Another front-runner in emerging technology for incisionless surgery is EndoGastric Solutions (EGS), Inc. (Redmond, WA), a pioneer in endoluminal procedures for the treatment of upper gastrointestinal diseases, including gastroesophageal reflux disease (GERD) and other GI disorders. EGS's initial technologies involve modifying current open surgical and/or laparoscopic approaches by going through the mouth to access the stomach so that no incisions are needed. The company designs and manufactures single-use instruments that will enable incisionless solutions for gastroenterologists and surgeons.

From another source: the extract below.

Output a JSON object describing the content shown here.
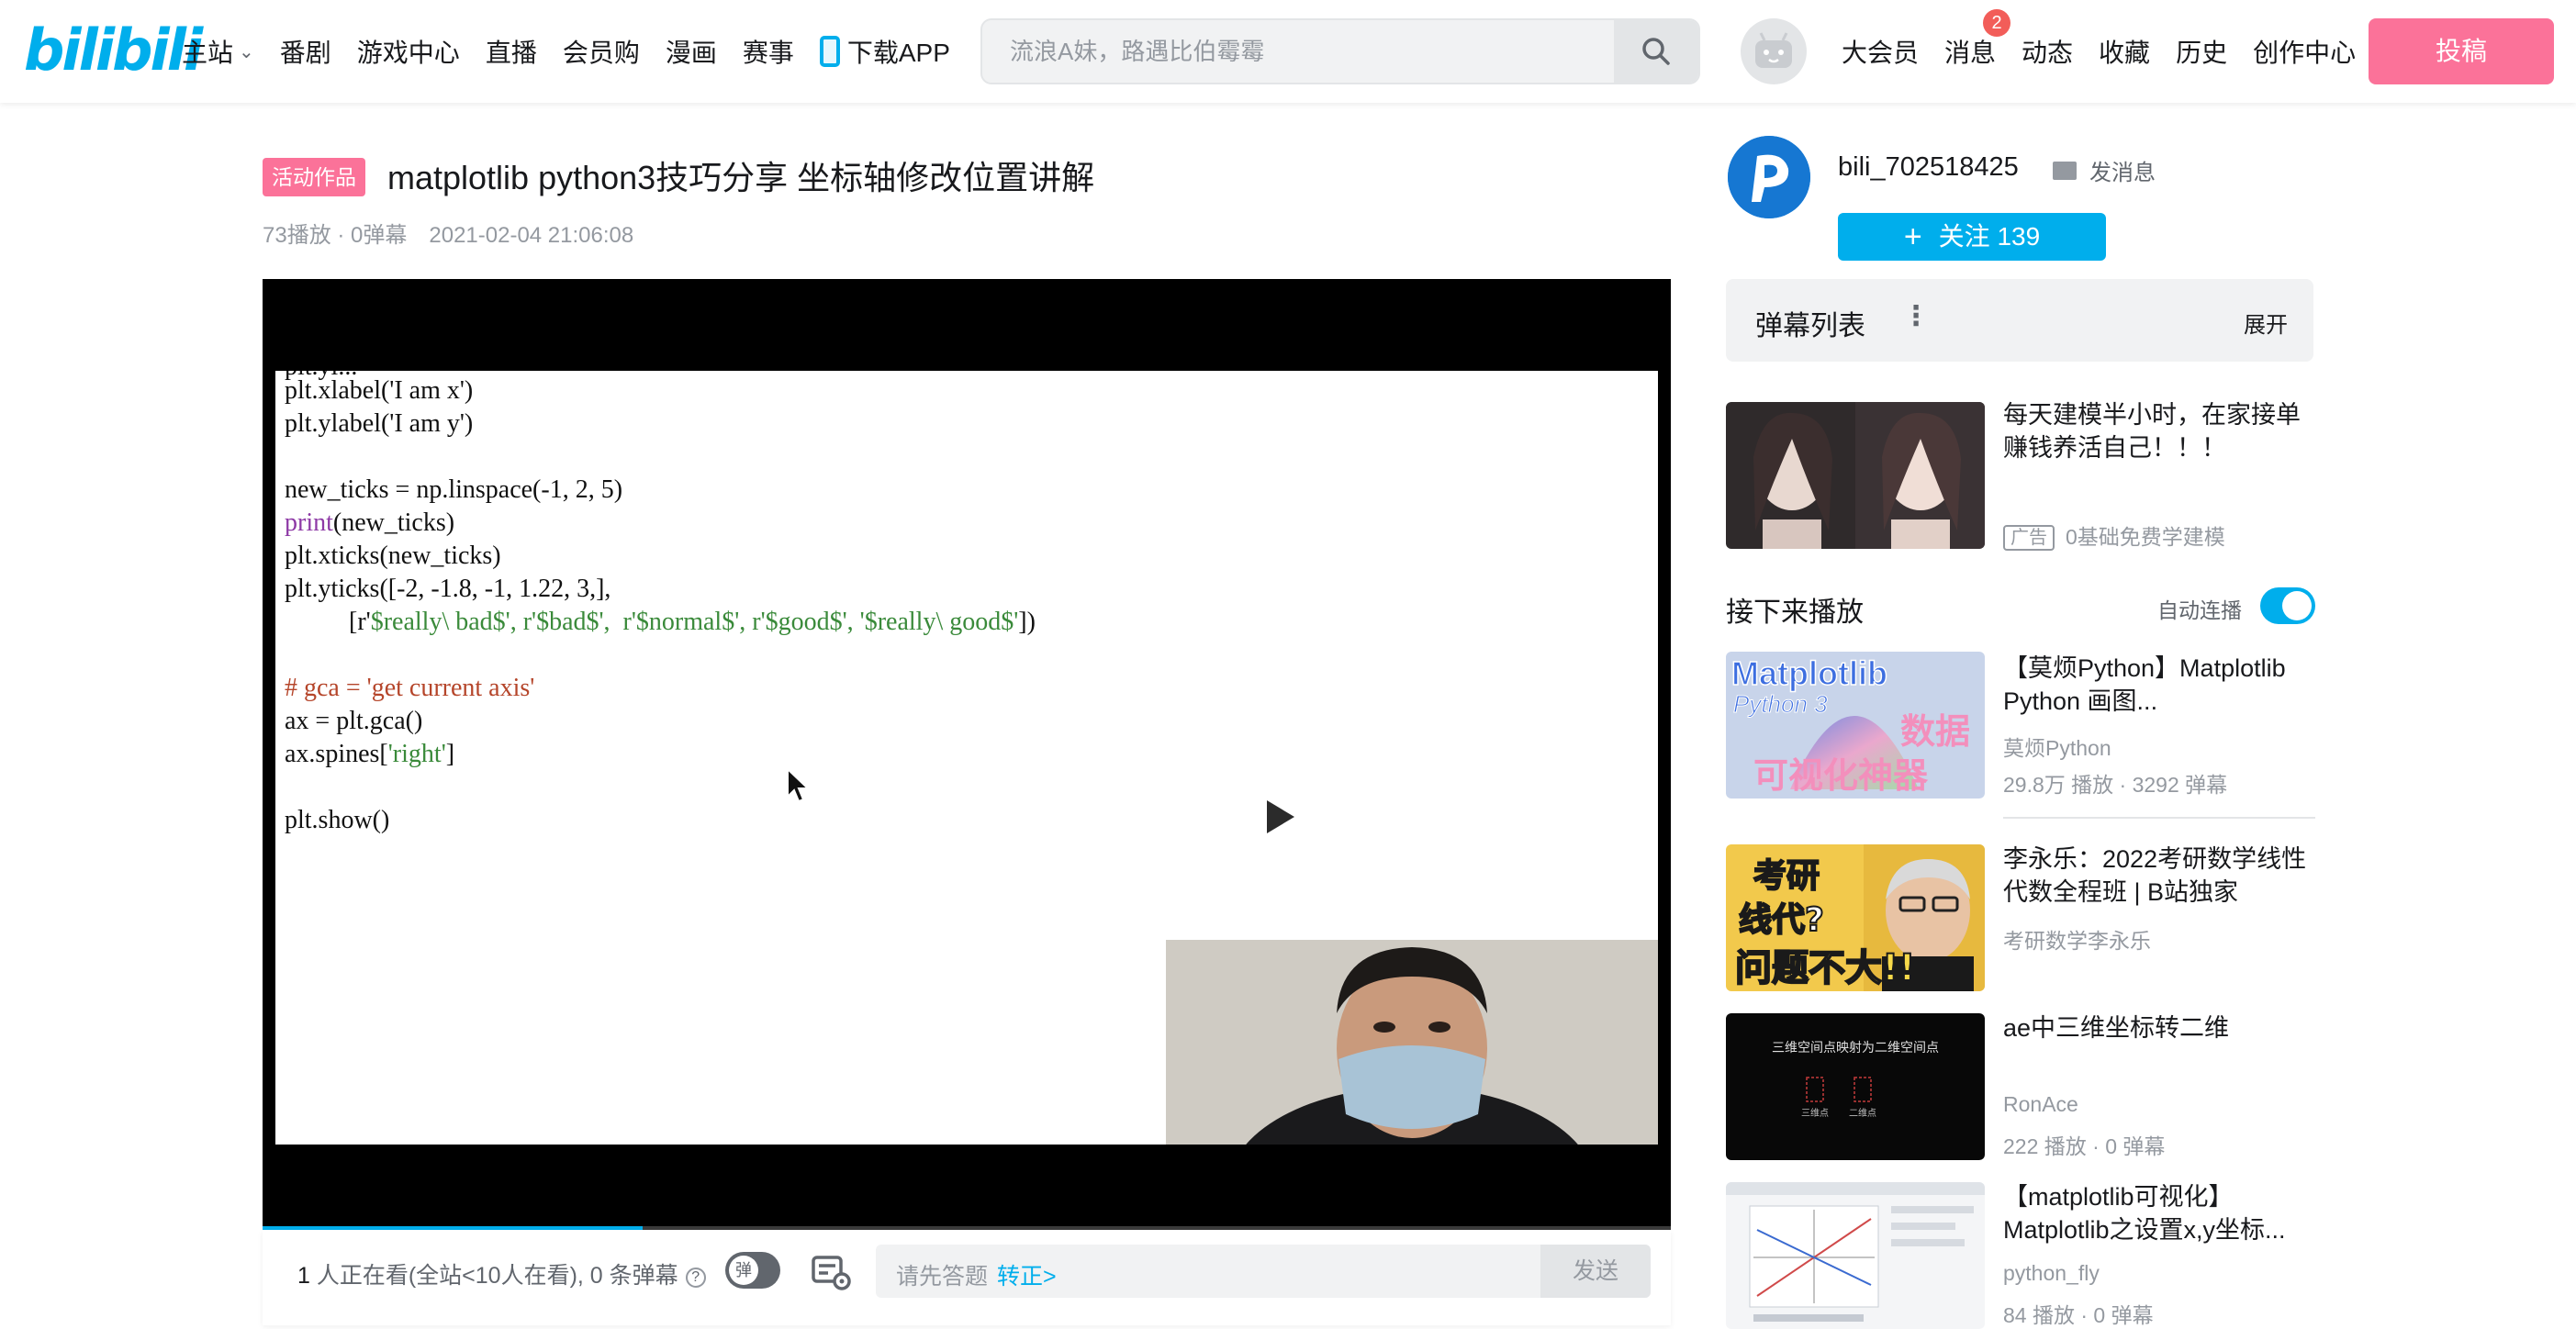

Their StomaphyX™ device, which received FDA clearance in March 2007, is a sterile, single-use device for use in transoral tissue approximation and ligation in the GI tract. StomaphyX can be used to create durable large tissue folds in the gastrointestinal tract, decreasing the size of the stomach pouch and thus limiting the amount of food that patients can eat. Performed under endoscopic visualization, the StomaphyX is introduced into the body through the mouth. Once inside the stomach, the stomach wall is suctioned into the tissue port on the StomaphyX, creating a large plication. Non-resorbable fasteners are then deployed across the fold to hold the tissue in place. Typically 10 to 20 folds are required depending on patient anatomy. StomaphyX is the first transoral, fastener delivery system capable of delivering multiple fasteners with a single insertion, allowing the procedure to be easily and atraumatically customized to the patient's anatomy and individual needs.
EGS also offers the EsophyX™ System, which received FDA clearance in September 2007 and utilizes the company's innovative Serofuse™ Fastener. The EsophyX is indicated for use in endoluminal, transoral tissue approximation, full thickness plication and ligation in the GI tract and is indicated for the treatment of symptomatic chronic gastroesophageal reflux disease in patients who require and respond to pharmacological therapy. It is also indicated to narrow the gastroesophageal junction and reduce hiatal hernia less than or equal to two centimeters in size in patients with symptomatic chronic gastroesophageal reflux disease.
The EsophyX™ Transoral Incisionless Fundoplication (TIF) procedure is a novel surgical procedure for the treatment of reflux disease. The TIF procedure emulates the principles of the laparoscopic fundoplication but without incisions and with an added benefit of versatility. The TIF procedure reconstructs a robust antireflux barrier, thus restoring the gastroesophageal junction back to what is believed to be its natural anatomical geometry.
In addition, EGS recently announced that it had signed an agreement with Karl Storz to partner in education and the marketing their systems with the Karl Storz line of quality GI video endoscopes. Karl Storz is also supporting NOTES research with NOSCAR through the Karl Storz Research Fund.